Company (Rs m) Quarter ended
December 01
Quarter ended
December 02
HCL Technologies      
Revenues from R&D services 1,766 1,451 -17.8%
% Contribution to revenues 44.0% 31.0% -
Revenues from R&D services 3,105 2,831 -8.8%
% Contribution to revenues 51.0% 38.0% -

The reason for the steep decline in revenues from the technology segment was the troubled telecom clients. The telecom companies can broadly be classified into the telecom equipment (or box) manufacturers and the telecom service providers. The box makers make equipments that move data and voice from one end of the globe to the other in absolutely no time (like routers and switches), while service providers buy these equipments and provide telecom and/or internet services i.e. move data and/or voice (like MTNL and VSNL in India). During the technology boom, as Internet opened new business possibilities, these companies set up huge capacities, committed significant amount of capital and now, are not finding many takers for their products and services. Consequently, their financial statements are looking really ugly. Both the segments of the industry are victims of their irrational exuberance.

However, one hopes that the imperative to bring in customers profitably using new technologies would force companies to outsource R&D work to Indian vendors. Thus, the development costs of new technologies would become lower. Telecommunication technologies have been one of the most dominant forces shaping the face of mankind in the recent past. Business models have evolved around newer possibilities offered by these technologies, and will continue to do so. Thus, the software companies that have competences in this domain are likely to see a lot of business coming in.

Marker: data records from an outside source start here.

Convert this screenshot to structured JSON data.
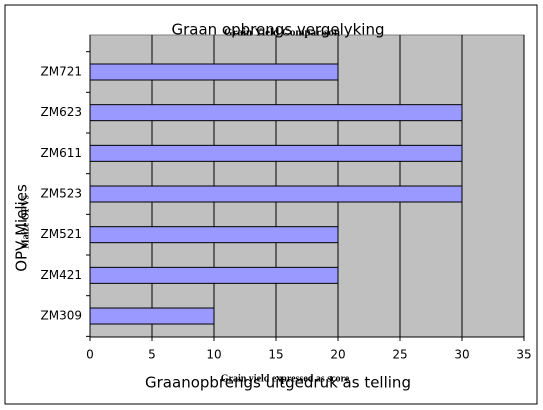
{
  "chart_data": {
    "type": "bar",
    "orientation": "horizontal",
    "title": "Graan opbrengs vergelyking",
    "title_overlay": "Grain Yield Comparison",
    "x_label": "Graanopbrengs uitgedruk as telling",
    "x_label_overlay": "Grain yield expressed as score",
    "y_label": "OPV Mielies",
    "y_label_overlay": "Maize OPVs",
    "categories": [
      "ZM721",
      "ZM623",
      "ZM611",
      "ZM523",
      "ZM521",
      "ZM421",
      "ZM309"
    ],
    "values": [
      20,
      30,
      30,
      30,
      20,
      20,
      10
    ],
    "color": "#9999ff",
    "xlim": [
      0,
      35
    ],
    "xticks": [
      0,
      5,
      10,
      15,
      20,
      25,
      30,
      35
    ],
    "grid": true
  }
}
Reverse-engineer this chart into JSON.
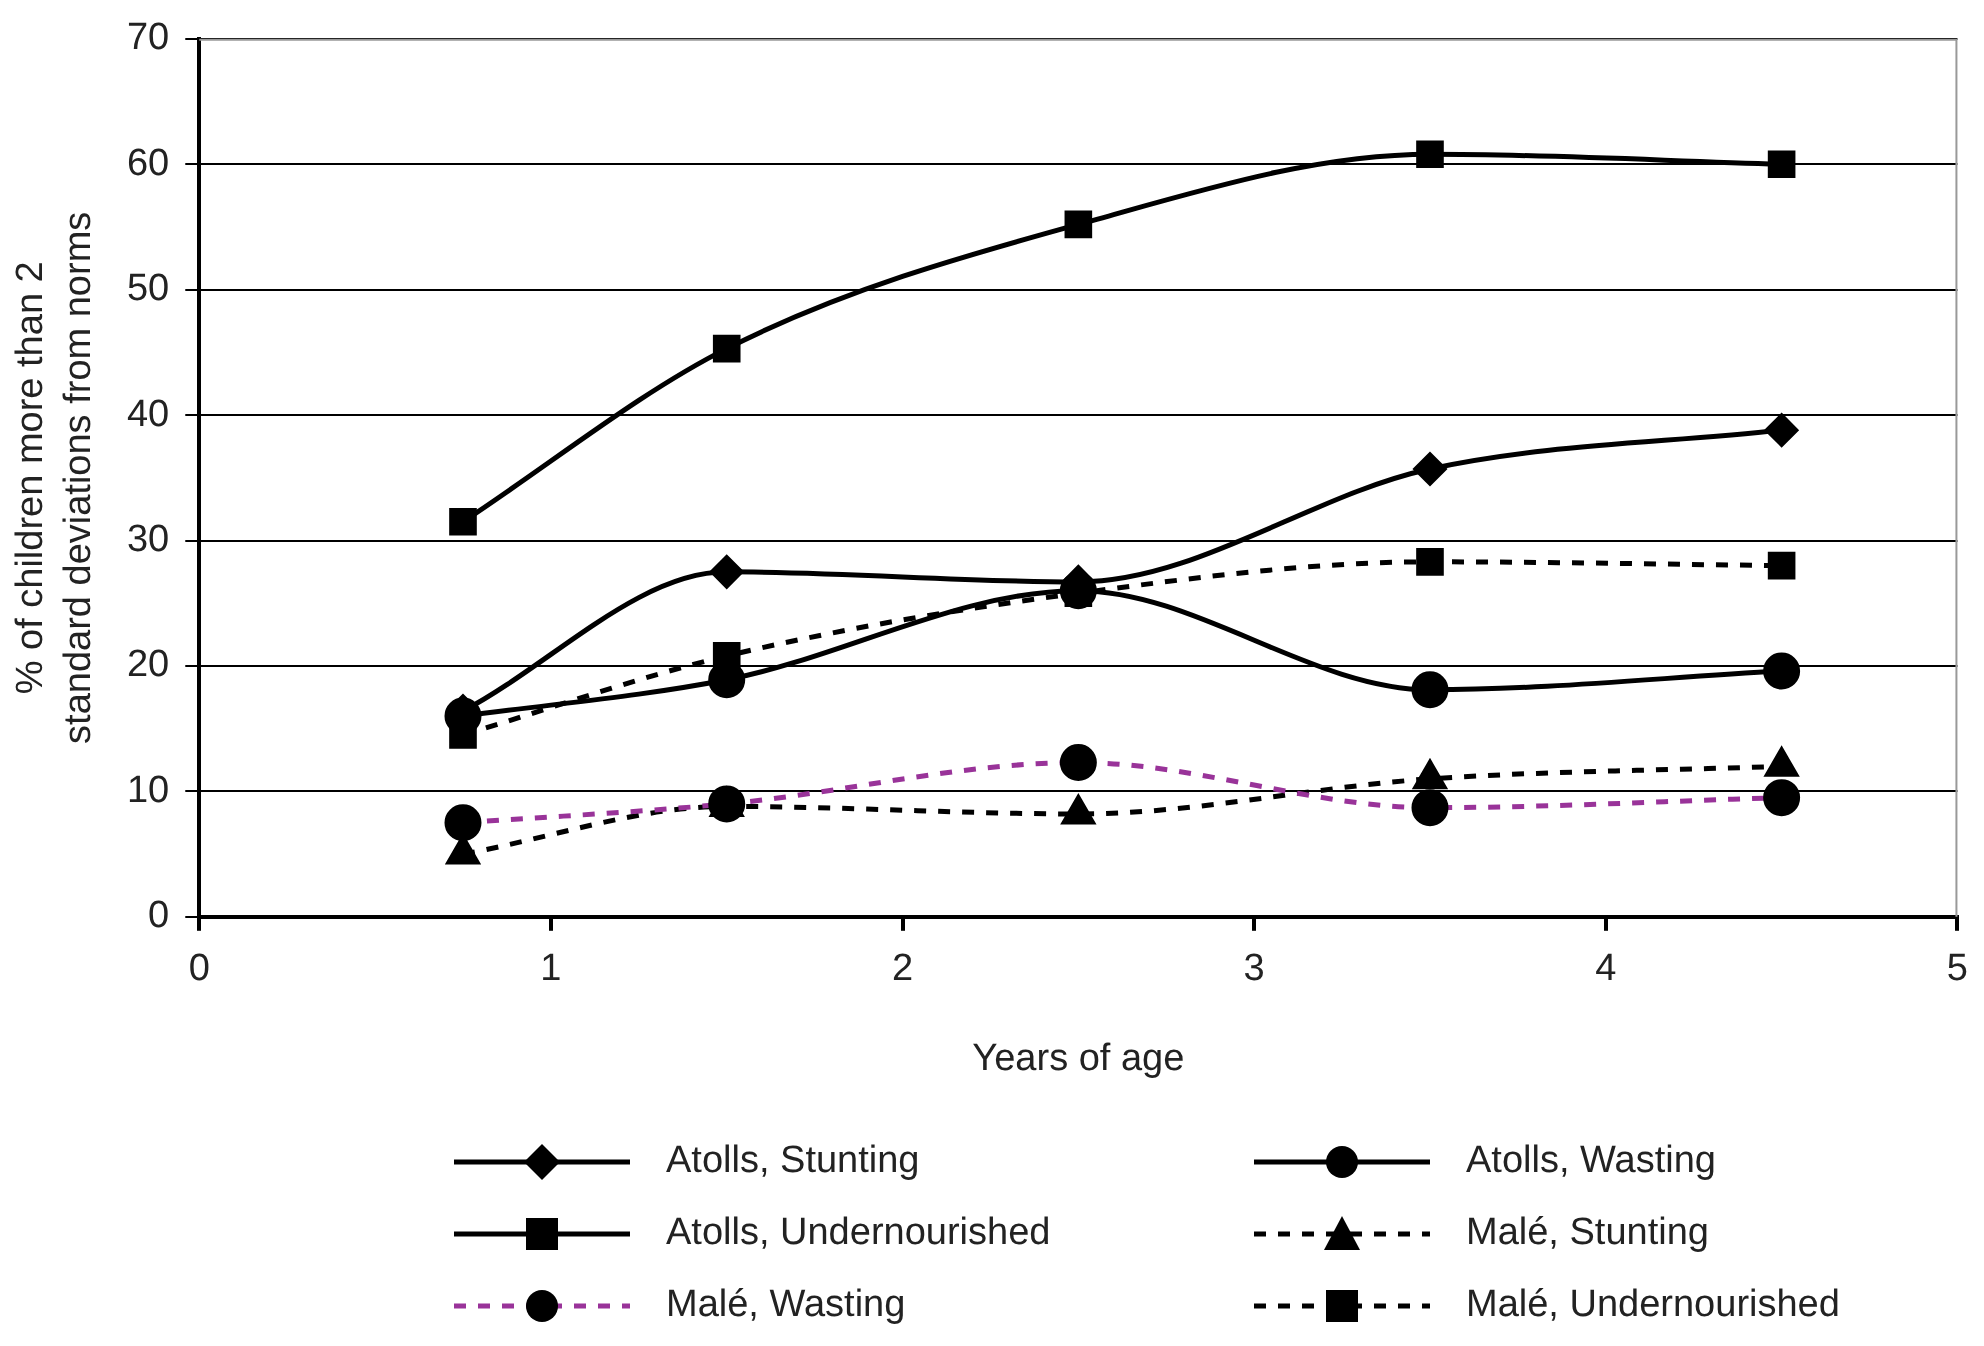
{
  "chart_data": {
    "type": "line",
    "xlabel": "Years of age",
    "ylabel": "% of children more than 2 standard deviations from norms",
    "x": [
      0.75,
      1.5,
      2.5,
      3.5,
      4.5
    ],
    "xlim": [
      0,
      5
    ],
    "xticks": [
      0,
      1,
      2,
      3,
      4,
      5
    ],
    "ylim": [
      0,
      70
    ],
    "yticks": [
      0,
      10,
      20,
      30,
      40,
      50,
      60,
      70
    ],
    "grid": "y",
    "legend": "bottom",
    "series": [
      {
        "name": "Atolls, Stunting",
        "color": "#000000",
        "marker": "diamond",
        "line_style": "solid",
        "values": [
          16.4,
          27.5,
          26.7,
          35.7,
          38.8
        ]
      },
      {
        "name": "Atolls, Undernourished",
        "color": "#000000",
        "marker": "square",
        "line_style": "solid",
        "values": [
          31.5,
          45.3,
          55.2,
          60.8,
          60.0
        ]
      },
      {
        "name": "Malé, Wasting",
        "color": "#993399",
        "marker": "circle",
        "line_style": "dashed",
        "values": [
          7.5,
          9.0,
          12.3,
          8.7,
          9.5
        ]
      },
      {
        "name": "Atolls, Wasting",
        "color": "#000000",
        "marker": "circle",
        "line_style": "solid",
        "values": [
          16.0,
          18.9,
          26.0,
          18.1,
          19.6
        ]
      },
      {
        "name": "Malé, Stunting",
        "color": "#000000",
        "marker": "triangle",
        "line_style": "dashed",
        "values": [
          5.0,
          8.8,
          8.2,
          11.0,
          12.0
        ]
      },
      {
        "name": "Malé, Undernourished",
        "color": "#000000",
        "marker": "square",
        "line_style": "dashed",
        "values": [
          14.5,
          20.8,
          25.8,
          28.3,
          28.0
        ]
      }
    ]
  }
}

However, the growth could be much slower than expected. Many of these companies have chosen to establish their own R&D set up in India to lower costs. This would to a certain (and probably significant) extent lower the quantum of business that is expected to be outsourced to the Indian IT services companies. Further, functions like R&D provide the edge to companies against competition. Thus, sharing technical know how that is almost critical to survival would be something that the global companies may not be very comfortable with. The list of global technology majors that have set up R&D outfits in India include Motorola, Intel, Cisco and Texas Instruments.

In FY02, about 7% of the total software exports came from R&D services. This translated to a growth of 4% from this segment, significantly lower compared to a 19% growth posted by the IT services industry as a whole. While slowdown in the telecom industry was the main culprit, technology majors choosing to do it on their own, may also have contributed to this. Thus, the growth in revenues from R&D services is likely to be much sober. Meanwhile, Wipro’s acquisitions of Ericsson’s R&D centres in India and Hughes taking Lucent’s development team into its fold, shows that the Indian software companies are trying even harder to get a larger share of the pie.